Secondly, in response, we need to take action in a couple different areas. Number one, take action in evangelism. I was talking with our college students this morning about evangelism and the fact that the holidays are upon us. Many of us, in fact, we do this with the college, raise your hand if over the course of the holidays coming up you know you'll be with lost family members? Anybody know you'll be with lost family members? I'd encourage you, be praying for God to open doors for you to speak with them about Christ. It's so easy to let those moments pass us by. Oh, that's just Uncle Joe, you know, he'll never repent, I've tried to do that with him before. Don't do that. We're reminded here to be faithful in evangelism while all the while realizing that God is sovereign over conversion.
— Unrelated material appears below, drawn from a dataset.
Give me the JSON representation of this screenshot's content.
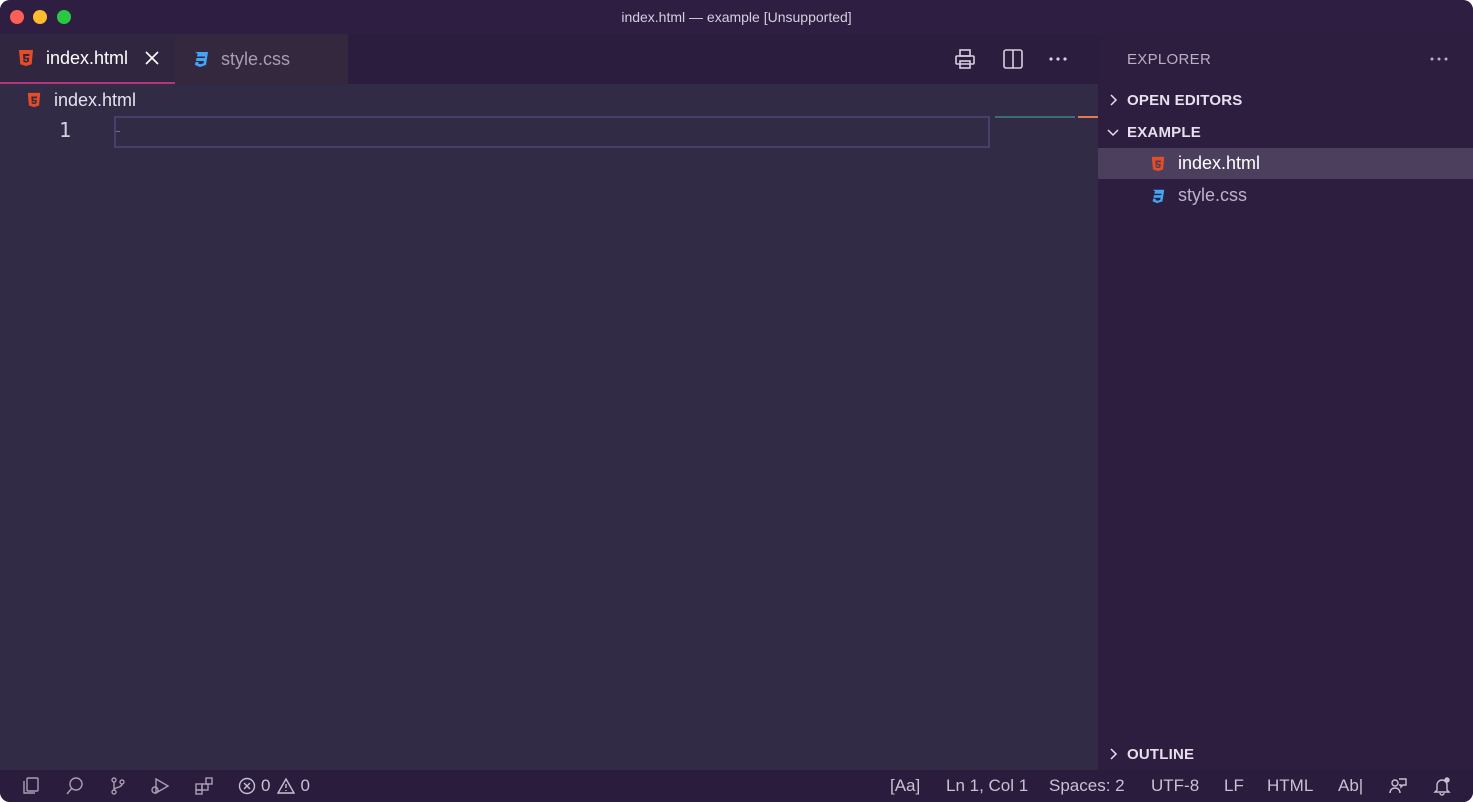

Also, take action in fighting against sin. Refuse to be rebellious against God. Weed out those areas in your heart where you're still saying, over my dead body will I give that up. And lastly, take comfort, take comfort in the fact that even when we are faithless and we fail, our God never fails. Take comfort in the fact that while we're commanded to preach the gospel, God is the one who causes conversion and causes growth. And ask yourself genuinely, do I trust God, do I really trust that He'll provide, do I really trust that He's in control, or do I think that by my choices and by my rebellion that I can mess up His whole plan and scheme? As we've learned tonight, not only is God full of grace and mercy, He's also sovereign over everything, even man's rebellion. Let's pray together.
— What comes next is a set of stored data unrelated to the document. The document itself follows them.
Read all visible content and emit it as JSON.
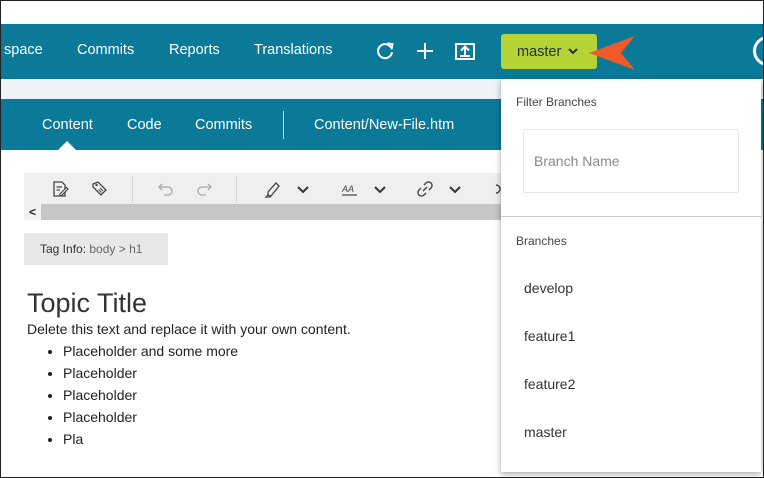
{
  "top_nav": {
    "items": [
      {
        "label": "space"
      },
      {
        "label": "Commits"
      },
      {
        "label": "Reports"
      },
      {
        "label": "Translations"
      }
    ],
    "icons": [
      "refresh-icon",
      "plus-icon",
      "upload-icon"
    ]
  },
  "branch_button": {
    "label": "master"
  },
  "sub_nav": {
    "items": [
      {
        "label": "Content"
      },
      {
        "label": "Code"
      },
      {
        "label": "Commits"
      }
    ],
    "active": "Content",
    "file_path": "Content/New-File.htm"
  },
  "tag_info": {
    "label": "Tag Info:",
    "path": "body > h1"
  },
  "document": {
    "title": "Topic Title",
    "paragraph": "Delete this text and replace it with your own content.",
    "list": [
      "Placeholder and some more",
      "Placeholder",
      "Placeholder",
      "Placeholder",
      "Pla"
    ]
  },
  "branch_dropdown": {
    "filter_label": "Filter Branches",
    "input_placeholder": "Branch Name",
    "branches_label": "Branches",
    "branches": [
      "develop",
      "feature1",
      "feature2",
      "master"
    ]
  },
  "colors": {
    "nav_bg": "#0b7a99",
    "branch_button_bg": "#b5d334",
    "pointer": "#f05a28"
  }
}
God, I just ask that You would use this Scripture, this story of a man named Jonah who ran from Your will for him, to convict us of the areas where clearly your Word has revealed to us Your will, and yet we often overlook it or refuse to obey because it's more convenient or more fun or whatever, to live our own way. God, forgive us so many times in life when struggles come or when trials come or we think that somehow in our own power we can handle life and we forget that You are sovereign, that we need to trust You. Or perhaps we think somehow some event in our life has happened without You noticing, as if You messed up or made a mistake or fell asleep. God, forgive us for such sinful thoughts and remind us tonight that You are the sovereign God who's in control of all things and let a deep abiding trust grow in our hearts because of that. It is in Your name we pray, amen.